Pressure Drop im Interview

Als „Blood Brothers„ haben die Londoner Djs Justin Langlands und Dave Henley seit Jahren eine eigene Kult-Radiosendung. Als DJ- und Musikerkollektiv „Pressure Drop„ galten ihre ersten beiden Alben vor allem in ihrem Heimatland als Geheimtip – ein Status, dem der dritte Longplayer „Elusive„ entwachsen sollte. Dort verdichten sich urbane Klangcollagen zu Songs von beunruhigender Intensität und ziehen einen in den Sog einer schaurig-schönen Großstadtparanoia.

K!N: Speziell beim Hören eurer neuen Platte drängt sich der Vergleich zu Massive Attack auf. Kannst du diese Assoziation nachvollziehen?
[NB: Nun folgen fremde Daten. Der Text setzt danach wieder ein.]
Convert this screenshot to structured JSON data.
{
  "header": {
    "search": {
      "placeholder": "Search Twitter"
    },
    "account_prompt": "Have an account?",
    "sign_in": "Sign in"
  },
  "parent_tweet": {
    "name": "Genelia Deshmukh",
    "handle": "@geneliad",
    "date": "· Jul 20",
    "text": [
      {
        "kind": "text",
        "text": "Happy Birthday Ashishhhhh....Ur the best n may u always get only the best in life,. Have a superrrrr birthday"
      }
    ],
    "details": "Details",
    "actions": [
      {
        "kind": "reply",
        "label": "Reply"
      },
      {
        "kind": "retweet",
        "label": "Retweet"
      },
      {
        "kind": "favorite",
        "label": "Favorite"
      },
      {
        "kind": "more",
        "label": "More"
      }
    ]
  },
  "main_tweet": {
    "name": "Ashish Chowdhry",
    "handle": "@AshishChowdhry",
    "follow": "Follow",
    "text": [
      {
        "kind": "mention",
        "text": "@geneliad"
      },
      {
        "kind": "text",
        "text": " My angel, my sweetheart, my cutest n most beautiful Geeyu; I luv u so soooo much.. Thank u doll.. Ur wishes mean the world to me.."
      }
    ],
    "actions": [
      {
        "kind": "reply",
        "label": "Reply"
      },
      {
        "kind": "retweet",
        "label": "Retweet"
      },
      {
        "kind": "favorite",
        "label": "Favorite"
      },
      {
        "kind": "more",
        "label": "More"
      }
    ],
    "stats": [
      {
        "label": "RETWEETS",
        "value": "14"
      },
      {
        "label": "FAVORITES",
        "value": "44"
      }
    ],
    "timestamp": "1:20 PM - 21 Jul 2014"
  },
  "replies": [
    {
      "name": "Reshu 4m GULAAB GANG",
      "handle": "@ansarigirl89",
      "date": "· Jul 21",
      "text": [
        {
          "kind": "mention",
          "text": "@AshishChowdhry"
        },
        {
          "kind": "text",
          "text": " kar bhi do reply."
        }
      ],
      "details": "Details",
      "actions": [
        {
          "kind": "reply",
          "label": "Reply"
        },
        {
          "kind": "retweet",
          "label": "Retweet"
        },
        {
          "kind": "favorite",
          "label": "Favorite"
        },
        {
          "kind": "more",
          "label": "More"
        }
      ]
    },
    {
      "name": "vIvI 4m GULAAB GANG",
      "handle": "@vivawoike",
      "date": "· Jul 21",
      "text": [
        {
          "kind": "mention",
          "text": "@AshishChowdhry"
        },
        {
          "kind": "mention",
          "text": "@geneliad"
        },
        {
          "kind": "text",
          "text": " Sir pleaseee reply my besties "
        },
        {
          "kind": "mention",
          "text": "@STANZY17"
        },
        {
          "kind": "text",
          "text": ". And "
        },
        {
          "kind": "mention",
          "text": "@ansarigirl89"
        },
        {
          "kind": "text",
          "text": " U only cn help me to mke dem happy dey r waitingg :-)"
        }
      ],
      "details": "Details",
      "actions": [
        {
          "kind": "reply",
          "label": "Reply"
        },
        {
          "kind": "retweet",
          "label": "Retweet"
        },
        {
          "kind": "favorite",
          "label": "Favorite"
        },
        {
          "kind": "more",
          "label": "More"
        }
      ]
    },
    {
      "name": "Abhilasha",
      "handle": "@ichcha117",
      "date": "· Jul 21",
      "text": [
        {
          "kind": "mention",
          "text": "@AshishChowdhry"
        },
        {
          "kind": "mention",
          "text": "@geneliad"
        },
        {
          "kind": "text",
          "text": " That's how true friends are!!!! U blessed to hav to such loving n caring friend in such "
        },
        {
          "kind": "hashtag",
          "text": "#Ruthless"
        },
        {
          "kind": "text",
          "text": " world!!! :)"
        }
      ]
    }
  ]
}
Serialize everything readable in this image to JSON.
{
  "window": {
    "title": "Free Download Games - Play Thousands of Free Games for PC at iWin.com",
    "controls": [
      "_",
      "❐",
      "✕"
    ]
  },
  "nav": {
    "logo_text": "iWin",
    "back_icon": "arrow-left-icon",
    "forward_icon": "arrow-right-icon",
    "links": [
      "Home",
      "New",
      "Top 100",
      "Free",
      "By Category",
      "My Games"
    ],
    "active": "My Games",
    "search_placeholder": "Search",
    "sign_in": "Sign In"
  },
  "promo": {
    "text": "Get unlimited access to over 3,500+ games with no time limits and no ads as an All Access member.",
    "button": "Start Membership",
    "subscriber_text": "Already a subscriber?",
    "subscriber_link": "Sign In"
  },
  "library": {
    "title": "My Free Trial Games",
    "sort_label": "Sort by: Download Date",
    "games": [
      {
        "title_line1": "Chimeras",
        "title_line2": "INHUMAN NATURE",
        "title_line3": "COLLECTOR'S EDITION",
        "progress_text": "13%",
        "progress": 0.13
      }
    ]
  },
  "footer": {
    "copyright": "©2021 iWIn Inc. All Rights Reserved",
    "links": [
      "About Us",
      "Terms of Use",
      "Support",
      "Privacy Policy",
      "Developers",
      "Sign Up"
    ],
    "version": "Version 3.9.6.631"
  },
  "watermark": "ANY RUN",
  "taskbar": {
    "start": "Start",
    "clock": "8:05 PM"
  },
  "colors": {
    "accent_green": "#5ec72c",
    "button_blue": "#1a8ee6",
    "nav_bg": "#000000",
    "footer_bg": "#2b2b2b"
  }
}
Justin Langlands: Massive Attack haben eine Einstellung zum Musikmachen, die unserer sehr verwandt ist. Sie sind sehr aufgeschlossen, beziehen sich auf einen ähnlichen kulturellen Hintergrund und sind genau wie wir stark durch Hip-Hop und jamaikanische Musik beeinflusst.

K!N: Eure Musik klingt sehr urban. Wäre eure Arbeit auch in ländlicher Umgebung denkbar?

Langlands: Wahrscheinlich würde die Musik etwas anders klingen, oder? Tatsächlich ziehen wir demnächst samt Studio nach Brighton. Der Grund für den Umzug ist einerseits meine Freundin, die in dort wohnt, andererseits die Gelegenheit, bezogen auf unsere Arbeit einmal eine andere Perspektive zu bekommen. Brighton ist weniger intensiv als London und liefert uns eine entspanntere Arbeitsatmosphäre.

K!N: Wie ist eure Vorgehensweise, gibt es zwische Dave und dir eine festgelegte Arbeitsteilung?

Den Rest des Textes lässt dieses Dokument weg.